B8G8R8: I don't know why the channels are swapped around and not R8G8B8
512 x 512 x 24 = 6,291,456 bits
6,291,456 / 8 = 786,432 bytes or 768kB VRAM
Whilst it smashes the competition in terms of accuracy, the lack of compression triples the filesize compared to a BC3 or BC7 image. Over the course of an entire game, this will add up. I don't recommend using this method.
But seriously though, which format do I pick?

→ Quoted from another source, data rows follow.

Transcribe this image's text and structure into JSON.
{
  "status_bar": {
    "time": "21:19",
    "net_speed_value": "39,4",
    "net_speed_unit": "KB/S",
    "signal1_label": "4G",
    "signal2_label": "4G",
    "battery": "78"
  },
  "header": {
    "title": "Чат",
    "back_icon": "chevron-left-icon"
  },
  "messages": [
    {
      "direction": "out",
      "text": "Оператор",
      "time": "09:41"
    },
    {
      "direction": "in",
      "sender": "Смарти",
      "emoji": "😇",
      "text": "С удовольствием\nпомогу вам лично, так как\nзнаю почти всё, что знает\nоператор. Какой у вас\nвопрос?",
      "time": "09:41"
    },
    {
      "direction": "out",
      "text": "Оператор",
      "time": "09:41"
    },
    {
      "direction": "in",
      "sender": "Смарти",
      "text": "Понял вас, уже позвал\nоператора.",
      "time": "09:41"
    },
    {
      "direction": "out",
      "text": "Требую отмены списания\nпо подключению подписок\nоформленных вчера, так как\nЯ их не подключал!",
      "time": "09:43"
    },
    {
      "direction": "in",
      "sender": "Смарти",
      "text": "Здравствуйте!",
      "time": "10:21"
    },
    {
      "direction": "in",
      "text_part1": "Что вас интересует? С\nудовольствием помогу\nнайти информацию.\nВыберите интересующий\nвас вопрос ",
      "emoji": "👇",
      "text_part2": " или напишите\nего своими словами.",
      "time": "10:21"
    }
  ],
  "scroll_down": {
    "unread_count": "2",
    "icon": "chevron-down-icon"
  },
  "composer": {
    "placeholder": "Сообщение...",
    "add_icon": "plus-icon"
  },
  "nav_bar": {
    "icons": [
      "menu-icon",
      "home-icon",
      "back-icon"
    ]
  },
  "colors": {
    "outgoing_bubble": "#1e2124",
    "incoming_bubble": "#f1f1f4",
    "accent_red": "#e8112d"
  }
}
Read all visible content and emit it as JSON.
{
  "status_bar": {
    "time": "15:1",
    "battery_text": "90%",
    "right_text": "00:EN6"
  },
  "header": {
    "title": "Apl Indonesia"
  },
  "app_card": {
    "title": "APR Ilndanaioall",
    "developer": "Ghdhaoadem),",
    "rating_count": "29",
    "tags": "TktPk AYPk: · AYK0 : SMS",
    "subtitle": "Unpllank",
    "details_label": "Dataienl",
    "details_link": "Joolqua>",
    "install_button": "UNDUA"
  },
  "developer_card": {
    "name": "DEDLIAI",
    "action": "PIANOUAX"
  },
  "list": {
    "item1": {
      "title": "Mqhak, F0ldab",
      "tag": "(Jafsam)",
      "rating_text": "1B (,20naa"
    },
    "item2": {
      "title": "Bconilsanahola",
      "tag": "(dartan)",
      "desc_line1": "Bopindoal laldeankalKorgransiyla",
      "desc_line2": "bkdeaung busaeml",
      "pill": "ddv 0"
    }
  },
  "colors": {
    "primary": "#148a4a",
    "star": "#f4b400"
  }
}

Now that you're aware of the different compression formats available, the question is which one do you use? This is really dependent on the texture itself but, in general, I would stick to the following rules:
PBR:
_color (no complex alpha needed, and not much greys/muted colours) = BC1
_color (complex alpha needed, or lots of greys/muted colours) = BC7
_normal = BC1
_gloss = BC4
_metalness = BC4
_ao = BC4
_emissive = BC1
_illumination = BC1
_surface = BC1 (Game Guru Max only)
DNS:
_D (no complex alpha needed, and not much greys/muted colours) = BC1
_D (complex alpha needed, or lots of greys/muted colours) = BC3
_N = BC1
_S = BC4
_I = BC1
It's always a balancing exercise between texture quality versus GPU memory requirements, and this has to be decided on a case-by-case basis. But this is also why you need to optimise both resolution and compression, as it buys you more VRAM to play with for your more important assets. Saving a few megabytes on background props might allow you to spend a few more megabytes textures closer to the player.
Hopefully this in-depth look at texture optimisation will save you lots of performance and enable your games to run more smoothly on a wider variety of hardware.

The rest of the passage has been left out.